In 2007, Carnage co-creator Erik Larsen flat-out admitted that Cletus is a Joker knockoff in a post on the official Image Comics forum. "He was inspired by the Joker," Larsen says. "I basically drew the Joker and had him colored with regular skin and red hair." Larsen isn't the only one who thought Joker and Carnage shared some similarities, either: in 1995, J.M. DeMatteis and Mark Bagley produced Spider-Man and Batman, which saw the Clown Prince of Crime team up with the symbiote to wreak havoc in Gotham City (naturally, with both the Dark Knight and Spidey on the case, it doesn't end well for either).

Everybody around Peter Parker is evil

Many heroes have personal ties to their arch-nemeses, but Spider-Man takes things to a whole new level.
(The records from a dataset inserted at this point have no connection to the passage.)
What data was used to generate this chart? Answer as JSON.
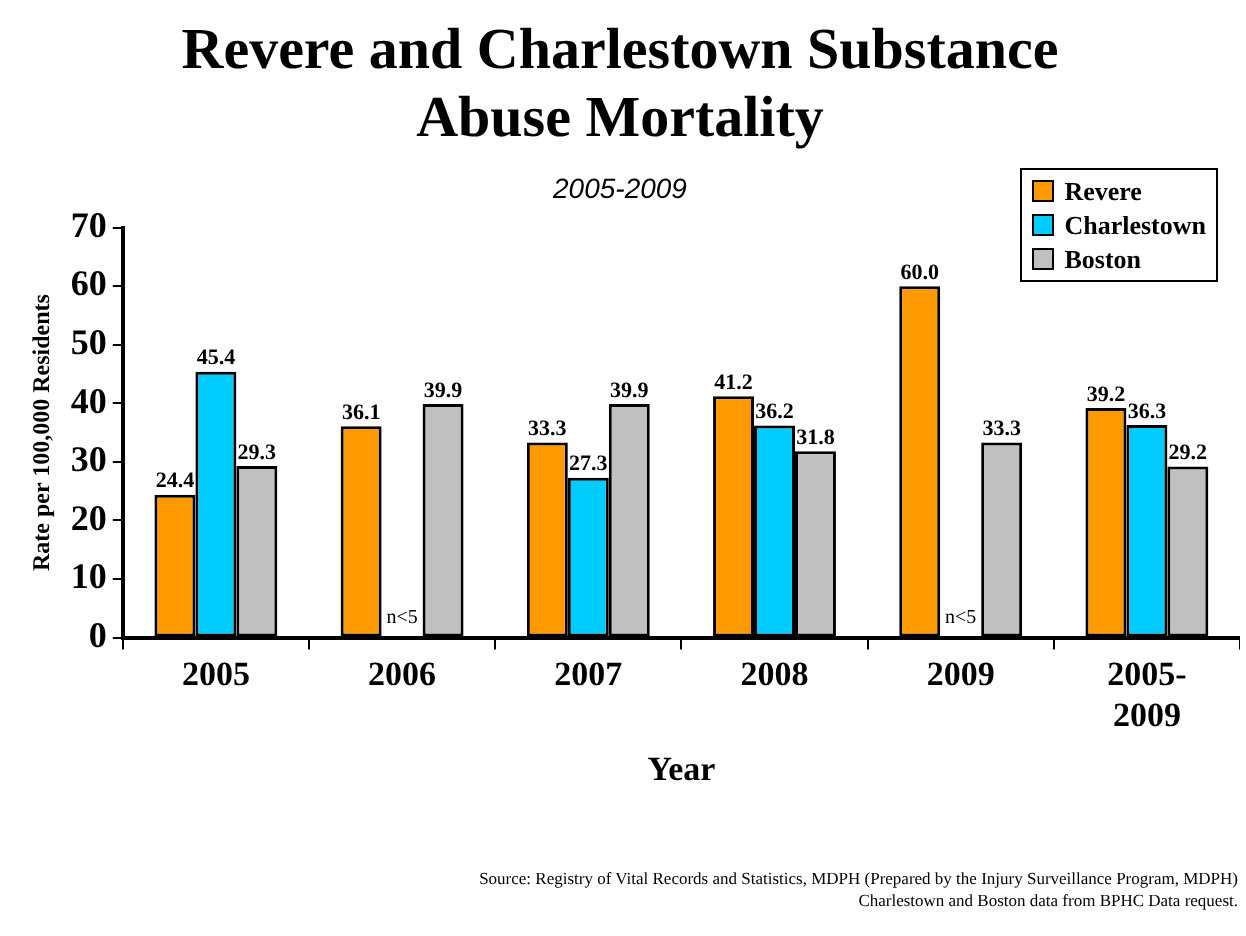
{
  "chart_data": {
    "type": "bar",
    "title": "Revere and Charlestown Substance Abuse Mortality",
    "subtitle": "2005-2009",
    "xlabel": "Year",
    "ylabel": "Rate per 100,000 Residents",
    "categories": [
      "2005",
      "2006",
      "2007",
      "2008",
      "2009",
      "2005-2009"
    ],
    "series": [
      {
        "name": "Revere",
        "color": "#ff9900",
        "values": [
          24.4,
          36.1,
          33.3,
          41.2,
          60.0,
          39.2
        ],
        "value_labels": [
          "24.4",
          "36.1",
          "33.3",
          "41.2",
          "60.0",
          "39.2"
        ]
      },
      {
        "name": "Charlestown",
        "color": "#00ccff",
        "values": [
          45.4,
          null,
          27.3,
          36.2,
          null,
          36.3
        ],
        "value_labels": [
          "45.4",
          "n<5",
          "27.3",
          "36.2",
          "n<5",
          "36.3"
        ]
      },
      {
        "name": "Boston",
        "color": "#c0c0c0",
        "values": [
          29.3,
          39.9,
          39.9,
          31.8,
          33.3,
          29.2
        ],
        "value_labels": [
          "29.3",
          "39.9",
          "39.9",
          "31.8",
          "33.3",
          "29.2"
        ]
      }
    ],
    "ylim": [
      0,
      70
    ],
    "yticks": [
      0,
      10,
      20,
      30,
      40,
      50,
      60,
      70
    ],
    "grid": false,
    "legend": "top right",
    "annotations": [
      "Source: Registry of Vital Records and Statistics, MDPH (Prepared by the Injury Surveillance Program, MDPH)",
      "Charlestown and Boston data from BPHC Data request."
    ]
  }
}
Basically, anyone in Peter Parker's life who isn't dead (and a few who are) turns into a supervillain sooner or later.

There's Norman Osborn, of course, who happens to be both Peter's best friend's dad and the Green Goblin—and once Norman's out of the picture, Harry picks up the mantle and carries on the family legacy. The clone-obsessed Jackal is Peter's college professor, Miles Warren. The Molten Man is the stepbrother of Peter's high school crush, Liz Allan. Man-Wolf is Peter's boss' son, while J. Jonah Jameson himself has dabbled on the dark side by funding Spencer Smythe and the Spider-Slayers. Ned Leeds, one of Peter's co-workers at the Daily Bugle and his ex-girlfriend's husband, spent some time as the Hobgoblin. The Black Cat, Spider-Man's sometimes fling, fluctuates between respectable vigilante and flat-out crook.
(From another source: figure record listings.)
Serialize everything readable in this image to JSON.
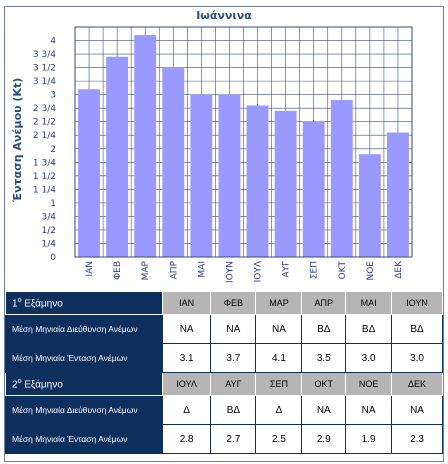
{
  "chart_data": {
    "type": "bar",
    "title": "Ιωάννινα",
    "xlabel": "",
    "ylabel": "Ένταση Ανέμου (Kt)",
    "categories": [
      "ΙΑΝ",
      "ΦΕΒ",
      "ΜΑΡ",
      "ΑΠΡ",
      "ΜΑΙ",
      "ΙΟΥΝ",
      "ΙΟΥΛ",
      "ΑΥΓ",
      "ΣΕΠ",
      "ΟΚΤ",
      "ΝΟΕ",
      "ΔΕΚ"
    ],
    "values": [
      3.1,
      3.7,
      4.1,
      3.5,
      3.0,
      3.0,
      2.8,
      2.7,
      2.5,
      2.9,
      1.9,
      2.3
    ],
    "ylim": [
      0,
      4.25
    ],
    "yticks": [
      "0",
      "1/4",
      "1/2",
      "3/4",
      "1",
      "1 1/4",
      "1 1/2",
      "1 3/4",
      "2",
      "2 1/4",
      "2 1/2",
      "2 3/4",
      "3",
      "3 1/4",
      "3 1/2",
      "3 3/4",
      "4"
    ],
    "grid": true,
    "bar_color": "#9999ff"
  },
  "table": {
    "sem1": {
      "num": "1",
      "sup": "ο",
      "label": " Εξάμηνο",
      "months": [
        "ΙΑΝ",
        "ΦΕΒ",
        "ΜΑΡ",
        "ΑΠΡ",
        "ΜΑΙ",
        "ΙΟΥΝ"
      ],
      "dir_label": "Μέση Μηνιαία Διεύθυνση Ανέμων",
      "dir": [
        "ΝΑ",
        "ΝΑ",
        "ΝΑ",
        "ΒΔ",
        "ΒΔ",
        "ΒΔ"
      ],
      "int_label": "Μέση Μηνιαία Ένταση Ανέμων",
      "int": [
        "3.1",
        "3.7",
        "4.1",
        "3.5",
        "3.0",
        "3.0"
      ]
    },
    "sem2": {
      "num": "2",
      "sup": "ο",
      "label": " Εξάμηνο",
      "months": [
        "ΙΟΥΛ",
        "ΑΥΓ",
        "ΣΕΠ",
        "ΟΚΤ",
        "ΝΟΕ",
        "ΔΕΚ"
      ],
      "dir_label": "Μέση Μηνιαία Διεύθυνση Ανέμων",
      "dir": [
        "Δ",
        "ΒΔ",
        "Δ",
        "ΝΑ",
        "ΝΑ",
        "ΝΑ"
      ],
      "int_label": "Μέση Μηνιαία Ένταση Ανέμων",
      "int": [
        "2.8",
        "2.7",
        "2.5",
        "2.9",
        "1.9",
        "2.3"
      ]
    }
  }
}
And those are just the classics. More recently, a good friend of Aunt May's, the philanthropist Martin Li, turned out to be the evil Mr. Negative. Harry Osborn's fiancée, Lily Hollister, ultimately reveals herself as the goblin-themed villain Menace. They say you can't choose your family, but you can choose your friends. If that's really true, Peter, choose better.